Rachael Gonzales found herself in one of the busiest places in Washington last month — the heart of the legislative session in Olympia.

Luckily, the Sky Valley Education Center freshmen had her two good friends, Snohomish High School students Hadley Grant and Jazmine Criswell, with her in the fray. Rep. Dan Kristiansen sponsored the trio of pages for one week. At night they would go stay with a host family. It was usually a relaxing end to a hectic day, Gonzales  said.

“I liked learning about how laws are made, and I think it kind of helps with self confidence and (learning) responsibility,” she said.

Every year hundreds of students statewide are selected to participate in the program. Pages first entered the Capitol’s halls in 1891, according to the Washington Senate. Public, private and homeschooled youth ages of 14-16 help carry out vital tasks for state officials.

Being chosen is a once-in-a-lifetime opportunity. Demand is so high for the open spots that no one is eligible to reapply after they have served, according to the Senate.

Gonzales’ older brother made the commitment two years ago, she said. Her mother encouraged her to send in an application this year. She agreed, looking forward to what she expected to be an exciting experience. 

The incoming pages’ schedules are regimented from the start. They gather for orientation and meet their host families on Sunday. Gonzales said it was time to get moving at 7:30 a.m. each day, and they’re in the thick of it 30 minutes later.

Gonzales  is used to balancing a busy agenda. She takes courses at Monroe High School and Sky Valley Education Center. Singing, piano, sewing and dance occupy much of her time.

The students are given two hours a day to spend on schoolwork from home, according to the Washington House of Representatives. They also attend courses to learn about the process of developing policy and lawmaking. It’s recommended for students who are interested in state government, enjoy hands-on learning and are curious about their environment, according to the House.

Assignments include delivering messages, assisting elected officials in their offices and handing out documents on the House and Senate floors. Some pages may be asked to carry ceremonial flags, and to sit in on committee meetings. They make about $200 during the week, according to the House.

Gonzales  said much of her time was spent running memos between offices, which turned out to be her favorite task. A delivery could take her down the hall, or into another building. She was allowed to ask for a companion, but often chose to brave the search alone.

She successfully made each drop-off, but admits to getting lost a few times. Gonzales  laughs about it now. Asking for directions would usually sort it out, she said.

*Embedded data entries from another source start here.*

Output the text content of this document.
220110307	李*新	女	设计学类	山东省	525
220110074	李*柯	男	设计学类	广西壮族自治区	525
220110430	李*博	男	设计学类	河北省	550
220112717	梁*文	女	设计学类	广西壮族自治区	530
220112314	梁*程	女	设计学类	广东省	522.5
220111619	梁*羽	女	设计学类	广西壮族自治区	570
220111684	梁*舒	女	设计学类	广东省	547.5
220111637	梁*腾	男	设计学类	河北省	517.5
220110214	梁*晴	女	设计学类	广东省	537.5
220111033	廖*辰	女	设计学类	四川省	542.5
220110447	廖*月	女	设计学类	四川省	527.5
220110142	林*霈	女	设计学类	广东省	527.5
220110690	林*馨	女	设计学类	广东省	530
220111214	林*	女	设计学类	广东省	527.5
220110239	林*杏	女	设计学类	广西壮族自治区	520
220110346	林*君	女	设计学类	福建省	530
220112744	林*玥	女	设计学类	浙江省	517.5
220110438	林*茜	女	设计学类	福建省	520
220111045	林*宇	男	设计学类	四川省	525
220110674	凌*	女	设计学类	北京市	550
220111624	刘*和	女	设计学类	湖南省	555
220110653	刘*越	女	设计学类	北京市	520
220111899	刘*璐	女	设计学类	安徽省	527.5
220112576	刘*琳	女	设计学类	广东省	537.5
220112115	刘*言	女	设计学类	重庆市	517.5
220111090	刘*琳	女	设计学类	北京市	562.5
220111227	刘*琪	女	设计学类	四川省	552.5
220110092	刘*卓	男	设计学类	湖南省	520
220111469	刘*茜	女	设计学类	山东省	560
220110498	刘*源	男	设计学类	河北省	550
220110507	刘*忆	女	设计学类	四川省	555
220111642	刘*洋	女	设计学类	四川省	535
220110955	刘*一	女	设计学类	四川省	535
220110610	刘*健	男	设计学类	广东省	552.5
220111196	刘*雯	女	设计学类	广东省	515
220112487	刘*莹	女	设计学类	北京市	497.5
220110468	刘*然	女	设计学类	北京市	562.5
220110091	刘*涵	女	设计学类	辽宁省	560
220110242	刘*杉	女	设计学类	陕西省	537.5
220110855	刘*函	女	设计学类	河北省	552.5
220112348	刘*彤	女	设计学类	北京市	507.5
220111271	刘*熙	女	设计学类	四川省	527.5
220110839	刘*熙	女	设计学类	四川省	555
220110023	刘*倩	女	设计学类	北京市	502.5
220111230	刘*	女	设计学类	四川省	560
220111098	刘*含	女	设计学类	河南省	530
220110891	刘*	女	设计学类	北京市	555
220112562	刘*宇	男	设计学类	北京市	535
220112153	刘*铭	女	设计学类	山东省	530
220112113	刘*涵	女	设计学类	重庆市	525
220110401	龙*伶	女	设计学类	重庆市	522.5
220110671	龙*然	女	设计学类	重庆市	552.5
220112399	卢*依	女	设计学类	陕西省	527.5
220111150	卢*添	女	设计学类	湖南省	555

The floor brought some of the busiest work, Gonzales  said. Pages have to be aware of their surroundings at all times. The process can move incredibly fast. She couldn’t understand what a speaker was saying sometimes when they read through bills, of which more than 4,000 have been proposed in the past two sessions alone.

“Sometimes bills would pass really quickly, and sometimes there would be more discussion,” she said.  

Gonzales  said “being gaveled” was the biggest concern for her and her friends. No one was permitted to stand within the line of sight of a representative who was speaking. That sometimes meant kneeling in the middle of distributing notes and amendments.

“I think the most stressful part was probably working on the floor,” she said.

Gonzales  never found herself in a compromising situation, but Grant and Criswell were reprimanded once at the same time. She said thankfully they were able to commiserate about the moment afterward. They maybe felt a little embarrassed, but were able to laugh it off together later.

The freshmen also scheduled time to talk with their sponsor, who is one of three representatives for the 39th District. Kristiansen is from Snohomish, and has represented the district since the early 2000s. Kristiansen and newcomers Rep. Carolyn Eslick and Sen. Keith Wagoner represent rural parts of Skagit and Snohomish counties, as well as a small portion of King County.

The students and Kristiansen had a half-hour to get to know one another. The official did something Gonzales  didn’t expect during the meeting — he showed them a video of him riding ATV. The moment was very human. They had a good laugh about it, she said.

Being a politician isn’t likely to be in her career path; she wants to be a dancer or teacher. Despite the daily whirlwind, Gonzales  said, without hesitation, she would recommend the experience to anyone.